見上げた上空に旋回する白い鳥は、多分伝令の式なのだろう。
「行くの?」
「まーね」
「つまんねぇの」
「アカデミー生と違ってオレは忙しいの」
「・・・・」
その言葉に、ゴロリと口の中で飴玉を転がしてうつむいた。
いままで甘かったイチゴの味が、急に酸っぱいものに変わった気がして、小さくなった飴玉を舌の上に置き去りにする。
なんだろう。
無性に寂しい気持ちになるのに、それを言い出せなくてもどかしい。
そんな俺の頭をくしゃりと撫ぜた男が、獣の面で顔を覆いながらそういえばと口を開く。
「・・・・?」
「あの話、ホントだから」
「なにが?」
「オレの顔をみたヤツは、呪われるって言うの」
「え・・!?」
だから気をつけてと言い放ち、ザーッと血の気が下がった俺に背を向けて、男は空に向かって一気に跳躍した。
「な、な、な・・・っ!!!」
ヨロヨロと草むらにうずくまり、丸い瞳を大きく開いてまわりを見渡した。
なんて言った、あの男!? 呪われる・・?
仮面を付ける前、瞳だけでニヤリと笑った男の顔が頭をよぎる。
そう言えば、左眼だけが何かの呪印のようだったと思い出した。

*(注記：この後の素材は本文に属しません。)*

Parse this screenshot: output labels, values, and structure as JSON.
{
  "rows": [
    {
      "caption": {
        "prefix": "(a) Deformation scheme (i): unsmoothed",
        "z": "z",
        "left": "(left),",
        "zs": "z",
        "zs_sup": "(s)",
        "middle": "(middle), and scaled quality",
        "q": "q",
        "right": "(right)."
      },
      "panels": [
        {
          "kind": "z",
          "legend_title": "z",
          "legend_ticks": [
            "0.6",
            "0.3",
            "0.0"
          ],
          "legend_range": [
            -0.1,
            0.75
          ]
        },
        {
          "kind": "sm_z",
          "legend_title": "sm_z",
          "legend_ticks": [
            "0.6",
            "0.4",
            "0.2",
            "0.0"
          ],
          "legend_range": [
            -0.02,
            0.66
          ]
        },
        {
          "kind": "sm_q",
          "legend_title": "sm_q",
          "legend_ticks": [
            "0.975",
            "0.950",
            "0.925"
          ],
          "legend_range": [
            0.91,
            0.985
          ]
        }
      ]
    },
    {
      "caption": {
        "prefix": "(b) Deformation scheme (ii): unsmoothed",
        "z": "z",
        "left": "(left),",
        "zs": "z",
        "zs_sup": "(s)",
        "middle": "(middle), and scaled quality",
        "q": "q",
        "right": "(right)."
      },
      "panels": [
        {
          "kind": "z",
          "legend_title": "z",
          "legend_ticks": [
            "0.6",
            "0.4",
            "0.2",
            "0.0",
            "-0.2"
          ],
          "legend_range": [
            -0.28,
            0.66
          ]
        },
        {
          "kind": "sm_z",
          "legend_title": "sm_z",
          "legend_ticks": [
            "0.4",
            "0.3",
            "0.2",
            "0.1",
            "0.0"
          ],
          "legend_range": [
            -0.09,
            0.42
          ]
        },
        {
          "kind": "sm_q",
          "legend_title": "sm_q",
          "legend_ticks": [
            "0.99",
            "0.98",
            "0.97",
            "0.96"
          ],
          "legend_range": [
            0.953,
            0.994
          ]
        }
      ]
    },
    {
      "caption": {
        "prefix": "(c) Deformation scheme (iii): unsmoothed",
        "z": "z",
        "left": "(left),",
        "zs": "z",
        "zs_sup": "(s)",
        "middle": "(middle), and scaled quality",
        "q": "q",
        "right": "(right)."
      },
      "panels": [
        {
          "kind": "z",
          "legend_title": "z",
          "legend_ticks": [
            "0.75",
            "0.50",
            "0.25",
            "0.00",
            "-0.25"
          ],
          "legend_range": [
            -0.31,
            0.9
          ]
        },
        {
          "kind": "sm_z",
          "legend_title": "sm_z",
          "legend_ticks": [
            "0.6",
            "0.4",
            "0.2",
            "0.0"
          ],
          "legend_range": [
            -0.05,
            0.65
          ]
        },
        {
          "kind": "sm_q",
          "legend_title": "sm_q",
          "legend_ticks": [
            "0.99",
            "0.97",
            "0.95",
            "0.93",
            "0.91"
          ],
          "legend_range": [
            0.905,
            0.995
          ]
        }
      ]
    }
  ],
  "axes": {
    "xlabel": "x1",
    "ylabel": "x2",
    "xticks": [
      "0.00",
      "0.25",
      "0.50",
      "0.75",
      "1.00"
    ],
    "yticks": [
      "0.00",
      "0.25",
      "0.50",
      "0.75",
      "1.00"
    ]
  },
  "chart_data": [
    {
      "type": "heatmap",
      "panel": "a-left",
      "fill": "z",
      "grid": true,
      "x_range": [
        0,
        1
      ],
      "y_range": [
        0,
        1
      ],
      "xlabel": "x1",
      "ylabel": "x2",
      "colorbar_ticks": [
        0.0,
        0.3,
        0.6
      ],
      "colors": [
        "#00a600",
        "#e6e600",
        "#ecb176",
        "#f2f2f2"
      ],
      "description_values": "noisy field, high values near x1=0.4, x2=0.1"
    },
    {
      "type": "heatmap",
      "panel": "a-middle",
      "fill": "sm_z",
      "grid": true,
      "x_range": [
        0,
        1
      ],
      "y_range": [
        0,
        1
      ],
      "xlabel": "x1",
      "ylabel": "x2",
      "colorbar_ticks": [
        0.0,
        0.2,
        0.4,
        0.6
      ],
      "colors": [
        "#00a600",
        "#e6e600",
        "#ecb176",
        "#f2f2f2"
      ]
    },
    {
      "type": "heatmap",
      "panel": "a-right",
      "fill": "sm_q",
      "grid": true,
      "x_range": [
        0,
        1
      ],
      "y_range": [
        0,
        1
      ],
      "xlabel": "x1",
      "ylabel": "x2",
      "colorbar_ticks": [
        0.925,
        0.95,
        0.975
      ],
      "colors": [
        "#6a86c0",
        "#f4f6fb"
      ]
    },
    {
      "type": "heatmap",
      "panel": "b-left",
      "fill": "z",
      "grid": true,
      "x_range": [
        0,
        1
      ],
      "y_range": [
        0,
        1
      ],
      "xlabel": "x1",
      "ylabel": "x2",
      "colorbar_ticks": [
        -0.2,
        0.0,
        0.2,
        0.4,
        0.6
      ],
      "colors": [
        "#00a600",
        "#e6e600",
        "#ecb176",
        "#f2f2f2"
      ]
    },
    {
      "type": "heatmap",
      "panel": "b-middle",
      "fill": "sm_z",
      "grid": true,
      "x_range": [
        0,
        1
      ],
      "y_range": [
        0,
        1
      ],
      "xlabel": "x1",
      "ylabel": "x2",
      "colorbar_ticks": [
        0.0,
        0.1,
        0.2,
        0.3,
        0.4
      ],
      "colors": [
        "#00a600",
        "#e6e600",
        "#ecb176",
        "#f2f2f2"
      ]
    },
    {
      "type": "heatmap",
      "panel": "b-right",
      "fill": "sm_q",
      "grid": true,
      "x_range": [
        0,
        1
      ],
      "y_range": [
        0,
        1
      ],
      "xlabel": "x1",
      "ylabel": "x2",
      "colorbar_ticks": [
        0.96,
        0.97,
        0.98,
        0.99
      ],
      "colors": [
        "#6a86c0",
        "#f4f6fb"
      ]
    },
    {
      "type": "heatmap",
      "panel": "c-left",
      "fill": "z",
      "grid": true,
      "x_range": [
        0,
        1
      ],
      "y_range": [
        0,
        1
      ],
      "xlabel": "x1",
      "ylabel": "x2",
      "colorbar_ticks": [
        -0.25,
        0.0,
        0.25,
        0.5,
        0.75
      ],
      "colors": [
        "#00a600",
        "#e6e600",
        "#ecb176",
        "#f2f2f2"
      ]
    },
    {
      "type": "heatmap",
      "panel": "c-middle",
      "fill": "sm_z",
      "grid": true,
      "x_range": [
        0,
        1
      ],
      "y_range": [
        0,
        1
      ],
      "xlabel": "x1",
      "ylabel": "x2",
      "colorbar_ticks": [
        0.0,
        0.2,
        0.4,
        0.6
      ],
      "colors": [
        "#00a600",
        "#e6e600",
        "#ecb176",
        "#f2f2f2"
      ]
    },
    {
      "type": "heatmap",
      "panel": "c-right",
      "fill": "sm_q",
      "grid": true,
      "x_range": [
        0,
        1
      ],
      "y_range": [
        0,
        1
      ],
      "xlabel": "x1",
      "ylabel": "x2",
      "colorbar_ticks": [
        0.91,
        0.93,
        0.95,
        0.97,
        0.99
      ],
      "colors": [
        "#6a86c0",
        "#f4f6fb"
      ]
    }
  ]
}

俺は知らない間に何か変な呪いを受けていたのだとしたら――?
「・・ど、どうしようっ」
狼狽えて草の上を這いまわり、助けてくださいと半泣きになって飛び込んだ火影室。
医療忍をも巻き込んだ大騒動のすえ、大丈夫だと説得されてもまだ信じられなかった。
翌日何事も無かったことに安堵して。
鞄の中で見つけた飴玉の包を忌々しい思いで開いてみれば、そこには「嘘だーよ」の言葉とともにへのへのもへじの小さな落書き。
・・・あの野郎。
絶対許さねぇ。
今度会ったら覚えていろよ、と。ワナワナと震える手で、イルカはグシャリと包み紙を握りしめた。
これが、長きに渡る二人のお付き合いの最初の一コマである。